Sen. Raphael Warnock (D-GA) spoke on the Senate floor about federalizing local elections without acknowledging his flip-flop on the bill’s voter ID measure the Senate will consider Tuesday.

“Well, folks, how derelict would we be if in this defining moment we refuse to even have a debate” on federalizing elections, Warnock began, skirting his new position on supporting ID laws.

“When I spoke here in March, 250 voter… proposals had been introduced in 43 states. Now it is 389 proposals in 48 states,” Warnock continued to speak about election security measures that states are implementing to further election integrity.

“Since I spoke here in March, Georgia and 13 other states have enacted” election integrity laws, “14 in total,” Warnock said, brazenly including his home state of Georgia’s laws, of which he has been outspokenly opposed.

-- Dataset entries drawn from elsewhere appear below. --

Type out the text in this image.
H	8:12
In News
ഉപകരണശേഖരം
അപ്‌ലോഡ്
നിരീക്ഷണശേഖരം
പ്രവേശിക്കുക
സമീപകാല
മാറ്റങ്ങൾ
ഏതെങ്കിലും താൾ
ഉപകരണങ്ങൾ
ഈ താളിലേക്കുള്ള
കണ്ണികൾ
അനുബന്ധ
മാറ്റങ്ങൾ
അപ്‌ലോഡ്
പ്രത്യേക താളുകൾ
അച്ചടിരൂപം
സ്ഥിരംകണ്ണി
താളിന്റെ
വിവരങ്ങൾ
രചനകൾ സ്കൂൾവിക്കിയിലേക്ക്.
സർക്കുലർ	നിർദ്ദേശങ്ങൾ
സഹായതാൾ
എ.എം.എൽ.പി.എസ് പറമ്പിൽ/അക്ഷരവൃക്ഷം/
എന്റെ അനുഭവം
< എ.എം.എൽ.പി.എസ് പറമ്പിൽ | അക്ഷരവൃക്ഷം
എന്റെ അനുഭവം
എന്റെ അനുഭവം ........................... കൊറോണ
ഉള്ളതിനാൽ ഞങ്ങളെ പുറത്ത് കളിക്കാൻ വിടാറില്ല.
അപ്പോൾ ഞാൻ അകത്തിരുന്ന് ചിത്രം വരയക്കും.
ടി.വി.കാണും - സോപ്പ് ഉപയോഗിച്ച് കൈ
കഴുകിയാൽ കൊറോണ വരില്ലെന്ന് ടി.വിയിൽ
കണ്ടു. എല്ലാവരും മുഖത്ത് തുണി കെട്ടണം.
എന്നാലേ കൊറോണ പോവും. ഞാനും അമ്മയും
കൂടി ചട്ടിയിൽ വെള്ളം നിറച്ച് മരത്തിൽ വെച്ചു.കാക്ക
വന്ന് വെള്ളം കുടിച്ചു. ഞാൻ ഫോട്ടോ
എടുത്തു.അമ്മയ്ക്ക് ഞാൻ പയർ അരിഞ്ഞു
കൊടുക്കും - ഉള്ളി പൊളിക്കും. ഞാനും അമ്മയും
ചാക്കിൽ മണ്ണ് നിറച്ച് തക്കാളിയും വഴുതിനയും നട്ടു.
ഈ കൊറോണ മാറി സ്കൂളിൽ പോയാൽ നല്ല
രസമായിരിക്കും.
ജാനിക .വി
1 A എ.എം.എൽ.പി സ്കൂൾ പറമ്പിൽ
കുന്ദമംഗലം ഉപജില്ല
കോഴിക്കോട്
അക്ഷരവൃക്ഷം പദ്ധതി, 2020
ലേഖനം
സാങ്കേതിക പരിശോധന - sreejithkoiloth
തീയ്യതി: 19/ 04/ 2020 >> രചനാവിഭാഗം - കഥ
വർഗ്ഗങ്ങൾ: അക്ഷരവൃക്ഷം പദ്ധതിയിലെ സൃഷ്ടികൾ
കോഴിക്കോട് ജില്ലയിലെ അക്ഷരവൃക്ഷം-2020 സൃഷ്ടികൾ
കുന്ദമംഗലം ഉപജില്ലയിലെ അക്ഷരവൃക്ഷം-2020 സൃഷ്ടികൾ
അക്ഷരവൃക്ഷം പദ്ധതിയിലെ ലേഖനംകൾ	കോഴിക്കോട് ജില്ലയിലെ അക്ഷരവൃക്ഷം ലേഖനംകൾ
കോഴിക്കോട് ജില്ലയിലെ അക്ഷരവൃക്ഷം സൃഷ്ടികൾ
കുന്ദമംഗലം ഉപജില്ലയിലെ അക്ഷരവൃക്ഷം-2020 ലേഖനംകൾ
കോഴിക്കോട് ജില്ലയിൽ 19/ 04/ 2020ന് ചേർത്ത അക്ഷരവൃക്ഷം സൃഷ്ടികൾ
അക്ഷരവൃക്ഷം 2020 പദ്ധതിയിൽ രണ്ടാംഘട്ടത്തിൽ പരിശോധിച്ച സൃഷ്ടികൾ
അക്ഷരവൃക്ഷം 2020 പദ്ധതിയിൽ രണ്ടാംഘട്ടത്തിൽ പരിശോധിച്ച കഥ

“We will have crossed a dangerous Rubicon in our nation that will make it extremely difficult for the next generation to secure voting rights for every eligible American,” Warnock stated. “And so, Mr. President, this is not just another moment in another Congress. We should not think of this as routine. This is a defining moment that calls upon us to speak, to debate, to act.”

Warnock’s Senate speech comes after he flip-flopped on voter ID laws his state has enacted, claiming Thursday he has “never been opposed to voter ID,” ignoring his own history of bashing “unnecessary and discriminatory voter ID laws,” describing them as both “secretive” and “subversive.”

Breitbart News reported June 17 that in a 2018 article entitled “Attacks on voting hit at soul of our democracy,” Warnock penned,” More than a decade ago, Republican legislators in the state of Georgia … led the way in turning the clock back on voting rights by passing unnecessary and discriminatory voter ID laws,” later referring to such laws as “onerous.”